Brussels – The International Campaign for Tibet (ICT) calls on the European Union to designate as soon as possible a high profile European Emissary to help resolve the issue of Tibet and put an end to tensions between China and Europe around Tibetan issues. Such an initiative would be welcome in Europe where the Dalai Lama enjoys overwhelming support for his moral leadership and would be an appropriate outcome of the Dalai Lama’s current visit to European countries. The Dalai Lama’s visit began on November 30 when he met with Czech Prime Minister Topolanek in Prague and includes an address to the plenary of the European Parliament in Brussels on December 4 and a meeting with French President Sarkozy on December 6 in Gdansk, Poland.

“The Chinese government’s action in walking away from the EU-China Summit points to the urgent need to move Tibet from an irritant to a resolvable issue,” said Vincent Metten, EU Policy Director of the International Campaign for Tibet. “The mandate of an EU Emissary would be to represent the EU Council in engaging with the Chinese government and the Dalai Lama to collect views of both parties, identify the obstacles and suggest concrete recommendations to the EU Council on how to overcome these identified difficulties,” said Metten.

European Commission head Jose Manuel Barroso said on France’s RTL radio on November 30, “We know that China is extremely sensitive when it comes to Tibet and relations with the Dalai Lama. But frankly there was no reason for this decision [to cancel the summit]. He [President Sarkozy] has the right to meet whoever he wants.” Other European leaders expressed dismay at China’s move, with the ALDE Group in the European Parliament calling it “worrying” and even “dangerous,” and MEP Marco Cappato said, “China would be well-advised to concede that democracy, the rule of law and human rights – including minority rights – are universal values. It should realise that the European Union will never abandon those values.”

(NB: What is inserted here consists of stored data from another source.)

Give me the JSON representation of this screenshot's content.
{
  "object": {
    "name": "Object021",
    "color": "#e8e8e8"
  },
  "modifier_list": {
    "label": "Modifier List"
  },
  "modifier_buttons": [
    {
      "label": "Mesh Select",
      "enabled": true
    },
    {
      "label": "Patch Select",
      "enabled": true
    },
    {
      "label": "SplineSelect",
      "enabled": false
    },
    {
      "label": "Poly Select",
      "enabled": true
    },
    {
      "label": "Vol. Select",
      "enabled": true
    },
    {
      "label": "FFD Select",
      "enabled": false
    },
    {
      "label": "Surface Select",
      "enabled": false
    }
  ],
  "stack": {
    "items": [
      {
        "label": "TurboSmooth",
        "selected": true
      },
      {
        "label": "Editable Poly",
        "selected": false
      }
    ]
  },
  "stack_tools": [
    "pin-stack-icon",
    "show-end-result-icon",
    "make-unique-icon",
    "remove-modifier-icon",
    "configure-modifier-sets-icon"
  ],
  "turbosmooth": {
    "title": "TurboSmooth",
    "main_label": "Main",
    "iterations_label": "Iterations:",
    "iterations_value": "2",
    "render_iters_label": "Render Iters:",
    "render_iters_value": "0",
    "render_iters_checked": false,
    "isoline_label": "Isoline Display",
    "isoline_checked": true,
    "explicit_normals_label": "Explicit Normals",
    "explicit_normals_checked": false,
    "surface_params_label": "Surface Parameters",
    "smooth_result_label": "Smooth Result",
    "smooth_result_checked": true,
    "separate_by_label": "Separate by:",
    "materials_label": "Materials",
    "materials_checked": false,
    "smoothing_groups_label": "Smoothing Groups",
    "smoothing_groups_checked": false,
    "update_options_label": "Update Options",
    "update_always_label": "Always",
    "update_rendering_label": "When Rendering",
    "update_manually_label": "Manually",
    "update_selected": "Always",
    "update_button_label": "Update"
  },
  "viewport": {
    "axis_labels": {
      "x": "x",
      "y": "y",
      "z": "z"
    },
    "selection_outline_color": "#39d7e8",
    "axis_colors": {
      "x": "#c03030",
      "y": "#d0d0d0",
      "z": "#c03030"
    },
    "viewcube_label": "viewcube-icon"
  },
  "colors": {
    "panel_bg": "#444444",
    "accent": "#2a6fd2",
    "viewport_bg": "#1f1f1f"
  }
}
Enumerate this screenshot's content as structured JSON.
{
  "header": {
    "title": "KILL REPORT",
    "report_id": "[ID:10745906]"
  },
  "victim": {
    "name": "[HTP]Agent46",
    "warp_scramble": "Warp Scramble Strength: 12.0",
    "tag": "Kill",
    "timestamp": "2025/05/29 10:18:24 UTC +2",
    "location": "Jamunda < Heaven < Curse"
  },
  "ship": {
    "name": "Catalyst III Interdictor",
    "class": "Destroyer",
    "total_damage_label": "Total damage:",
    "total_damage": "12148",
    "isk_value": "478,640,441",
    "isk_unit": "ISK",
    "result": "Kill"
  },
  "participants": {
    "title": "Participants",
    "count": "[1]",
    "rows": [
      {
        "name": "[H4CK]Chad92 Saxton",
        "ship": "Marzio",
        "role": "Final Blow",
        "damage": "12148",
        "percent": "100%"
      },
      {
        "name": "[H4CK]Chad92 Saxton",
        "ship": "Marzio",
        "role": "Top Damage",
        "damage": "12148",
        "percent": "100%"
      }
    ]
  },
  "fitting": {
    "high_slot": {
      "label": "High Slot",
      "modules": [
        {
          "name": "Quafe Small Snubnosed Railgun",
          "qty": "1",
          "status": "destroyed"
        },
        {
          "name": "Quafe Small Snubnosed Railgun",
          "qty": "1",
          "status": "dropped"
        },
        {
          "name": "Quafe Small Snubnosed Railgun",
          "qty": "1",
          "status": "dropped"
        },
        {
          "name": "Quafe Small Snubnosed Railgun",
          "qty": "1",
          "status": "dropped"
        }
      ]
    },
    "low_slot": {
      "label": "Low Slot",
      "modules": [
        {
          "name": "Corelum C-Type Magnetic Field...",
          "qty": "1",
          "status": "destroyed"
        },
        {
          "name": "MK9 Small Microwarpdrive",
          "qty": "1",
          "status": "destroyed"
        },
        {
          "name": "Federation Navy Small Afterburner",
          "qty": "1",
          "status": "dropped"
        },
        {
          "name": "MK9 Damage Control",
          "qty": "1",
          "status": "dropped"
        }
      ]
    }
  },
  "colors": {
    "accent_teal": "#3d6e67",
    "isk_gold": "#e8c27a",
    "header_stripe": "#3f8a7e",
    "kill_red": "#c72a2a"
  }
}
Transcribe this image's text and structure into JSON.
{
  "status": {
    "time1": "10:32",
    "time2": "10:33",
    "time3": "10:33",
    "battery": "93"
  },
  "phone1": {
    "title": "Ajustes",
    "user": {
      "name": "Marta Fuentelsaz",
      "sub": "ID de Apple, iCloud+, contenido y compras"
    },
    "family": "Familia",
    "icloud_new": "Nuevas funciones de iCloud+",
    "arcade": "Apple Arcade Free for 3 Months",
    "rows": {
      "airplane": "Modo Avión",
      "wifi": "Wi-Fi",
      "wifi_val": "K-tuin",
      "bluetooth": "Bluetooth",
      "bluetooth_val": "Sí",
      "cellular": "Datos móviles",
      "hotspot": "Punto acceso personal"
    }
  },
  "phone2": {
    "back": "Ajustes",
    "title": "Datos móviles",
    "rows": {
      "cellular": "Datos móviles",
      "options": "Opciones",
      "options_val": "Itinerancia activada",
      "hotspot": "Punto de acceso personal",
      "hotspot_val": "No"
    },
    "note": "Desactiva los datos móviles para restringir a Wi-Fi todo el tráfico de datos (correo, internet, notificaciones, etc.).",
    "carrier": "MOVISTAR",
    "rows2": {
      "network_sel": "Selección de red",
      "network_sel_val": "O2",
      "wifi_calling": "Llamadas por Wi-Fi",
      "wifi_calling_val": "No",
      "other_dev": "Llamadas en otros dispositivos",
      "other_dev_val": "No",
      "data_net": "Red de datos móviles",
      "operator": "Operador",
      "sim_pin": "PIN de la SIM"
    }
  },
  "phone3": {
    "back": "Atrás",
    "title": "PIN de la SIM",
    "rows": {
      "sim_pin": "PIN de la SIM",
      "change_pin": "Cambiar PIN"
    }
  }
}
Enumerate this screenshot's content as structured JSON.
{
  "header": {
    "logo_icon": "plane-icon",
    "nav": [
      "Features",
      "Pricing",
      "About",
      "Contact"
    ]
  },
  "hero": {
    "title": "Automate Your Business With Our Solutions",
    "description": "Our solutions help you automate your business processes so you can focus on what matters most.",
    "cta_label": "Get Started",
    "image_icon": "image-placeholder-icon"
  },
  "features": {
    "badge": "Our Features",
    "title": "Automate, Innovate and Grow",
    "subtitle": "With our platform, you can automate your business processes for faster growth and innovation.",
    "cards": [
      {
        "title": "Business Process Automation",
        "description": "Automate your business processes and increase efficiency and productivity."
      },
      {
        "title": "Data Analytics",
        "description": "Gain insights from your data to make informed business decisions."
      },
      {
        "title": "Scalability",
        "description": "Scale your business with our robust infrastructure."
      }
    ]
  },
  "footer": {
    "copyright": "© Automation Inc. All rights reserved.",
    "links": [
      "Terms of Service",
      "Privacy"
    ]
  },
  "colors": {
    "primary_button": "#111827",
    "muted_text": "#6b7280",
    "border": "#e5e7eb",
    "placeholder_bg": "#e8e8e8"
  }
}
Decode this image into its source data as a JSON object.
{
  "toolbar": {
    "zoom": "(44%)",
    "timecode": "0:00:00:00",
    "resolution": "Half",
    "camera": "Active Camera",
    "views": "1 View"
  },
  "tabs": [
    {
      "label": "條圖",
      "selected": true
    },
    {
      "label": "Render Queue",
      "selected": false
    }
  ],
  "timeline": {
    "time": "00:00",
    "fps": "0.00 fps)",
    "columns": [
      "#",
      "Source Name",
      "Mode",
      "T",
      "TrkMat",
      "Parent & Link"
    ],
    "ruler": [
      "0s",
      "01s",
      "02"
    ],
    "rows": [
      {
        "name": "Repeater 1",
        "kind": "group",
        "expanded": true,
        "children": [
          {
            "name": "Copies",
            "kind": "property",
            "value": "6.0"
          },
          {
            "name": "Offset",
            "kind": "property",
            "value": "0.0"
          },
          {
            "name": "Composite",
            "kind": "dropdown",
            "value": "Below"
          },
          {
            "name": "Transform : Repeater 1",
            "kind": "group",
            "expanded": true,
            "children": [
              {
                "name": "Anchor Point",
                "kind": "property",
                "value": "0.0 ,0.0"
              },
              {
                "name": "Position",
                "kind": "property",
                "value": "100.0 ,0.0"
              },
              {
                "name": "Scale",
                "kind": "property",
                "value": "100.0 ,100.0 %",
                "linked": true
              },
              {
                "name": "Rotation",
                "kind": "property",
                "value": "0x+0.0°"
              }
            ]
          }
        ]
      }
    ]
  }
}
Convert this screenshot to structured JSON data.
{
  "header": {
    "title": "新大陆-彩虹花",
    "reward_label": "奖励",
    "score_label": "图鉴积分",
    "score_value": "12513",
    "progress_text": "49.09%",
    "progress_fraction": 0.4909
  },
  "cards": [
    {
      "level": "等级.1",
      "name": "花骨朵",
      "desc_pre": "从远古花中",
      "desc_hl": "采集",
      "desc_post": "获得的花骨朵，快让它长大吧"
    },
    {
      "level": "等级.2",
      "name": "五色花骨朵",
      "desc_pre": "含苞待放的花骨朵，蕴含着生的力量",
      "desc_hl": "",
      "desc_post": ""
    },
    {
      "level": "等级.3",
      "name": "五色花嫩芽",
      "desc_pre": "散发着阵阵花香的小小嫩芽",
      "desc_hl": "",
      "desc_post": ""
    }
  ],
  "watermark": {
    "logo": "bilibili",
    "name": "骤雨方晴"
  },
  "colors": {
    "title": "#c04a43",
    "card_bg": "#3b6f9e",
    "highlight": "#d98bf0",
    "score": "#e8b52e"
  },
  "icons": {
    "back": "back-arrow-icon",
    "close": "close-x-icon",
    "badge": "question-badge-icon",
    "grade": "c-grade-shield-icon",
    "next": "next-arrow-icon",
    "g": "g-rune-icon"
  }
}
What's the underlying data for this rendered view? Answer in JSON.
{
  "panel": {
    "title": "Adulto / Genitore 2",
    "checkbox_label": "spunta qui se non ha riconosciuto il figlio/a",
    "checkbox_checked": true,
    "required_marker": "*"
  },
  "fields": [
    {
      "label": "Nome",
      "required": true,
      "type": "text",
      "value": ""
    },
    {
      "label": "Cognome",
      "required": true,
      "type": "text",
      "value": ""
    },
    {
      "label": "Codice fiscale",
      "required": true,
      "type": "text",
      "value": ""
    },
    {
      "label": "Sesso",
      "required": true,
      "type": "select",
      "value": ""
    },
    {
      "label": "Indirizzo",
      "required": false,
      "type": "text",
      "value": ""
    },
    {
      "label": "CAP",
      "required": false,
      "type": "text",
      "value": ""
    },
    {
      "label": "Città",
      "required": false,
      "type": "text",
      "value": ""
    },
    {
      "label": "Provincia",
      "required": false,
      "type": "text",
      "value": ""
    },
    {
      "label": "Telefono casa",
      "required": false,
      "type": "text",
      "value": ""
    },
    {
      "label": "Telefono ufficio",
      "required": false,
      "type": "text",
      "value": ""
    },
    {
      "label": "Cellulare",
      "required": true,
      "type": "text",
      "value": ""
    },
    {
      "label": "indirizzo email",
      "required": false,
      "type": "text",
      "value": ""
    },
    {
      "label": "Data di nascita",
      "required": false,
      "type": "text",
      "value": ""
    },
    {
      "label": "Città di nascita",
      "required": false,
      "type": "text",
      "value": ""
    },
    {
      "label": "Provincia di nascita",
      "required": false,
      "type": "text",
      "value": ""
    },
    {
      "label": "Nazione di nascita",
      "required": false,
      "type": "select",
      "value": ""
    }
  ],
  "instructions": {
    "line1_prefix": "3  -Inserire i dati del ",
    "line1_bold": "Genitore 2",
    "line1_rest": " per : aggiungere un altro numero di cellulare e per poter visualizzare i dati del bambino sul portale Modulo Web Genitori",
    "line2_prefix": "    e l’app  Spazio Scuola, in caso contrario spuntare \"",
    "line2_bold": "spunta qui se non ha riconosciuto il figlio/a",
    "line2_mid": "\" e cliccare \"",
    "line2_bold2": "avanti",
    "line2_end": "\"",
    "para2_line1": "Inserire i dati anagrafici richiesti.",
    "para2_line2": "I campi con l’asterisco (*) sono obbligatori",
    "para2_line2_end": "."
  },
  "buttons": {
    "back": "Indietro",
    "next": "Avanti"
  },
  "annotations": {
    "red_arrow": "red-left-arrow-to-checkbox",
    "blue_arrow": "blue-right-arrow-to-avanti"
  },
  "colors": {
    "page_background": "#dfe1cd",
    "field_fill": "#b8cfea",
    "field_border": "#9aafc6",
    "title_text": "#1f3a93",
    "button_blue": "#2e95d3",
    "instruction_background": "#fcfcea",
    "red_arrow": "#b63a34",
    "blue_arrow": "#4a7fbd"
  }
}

“The people of Europe and their leadership will clearly not abandon the Dalai Lama and the Tibetans, and China feels so strongly about Tibet that it would risk other critical issues scheduled for discussion at the summit. The EU should employ its experience in crisis management and find concrete ways to help the government of China and the Dalai Lama get to a solution,” Metten concluded.

On October 29, the British Foreign Secretary released a statement that said in part, “no government which is committed to promoting international respect for human rights can remain silent on the issue of Tibet, or disinterested in a solution to its problems.” Metten added: “International calls for results-based dialogue have failed to produce progress. More engaged and substantial assistance is now required, or we will see the failure of an historic effort to achieve a just solution for Tibet through non-violence and dialogue.”

The Chinese government has denounced the Sarkozy-Dalai Lama meeting and accused the French of engaging with a ‘separatist’. Beijing has increased its anti-Dalai Lama rhetoric after the Dalai Lama’s envoys responded to Chinese interest in knowing more about the Tibetan position by delivering a memorandum on Tibetan autonomy at their recently concluded November 4-5 meeting.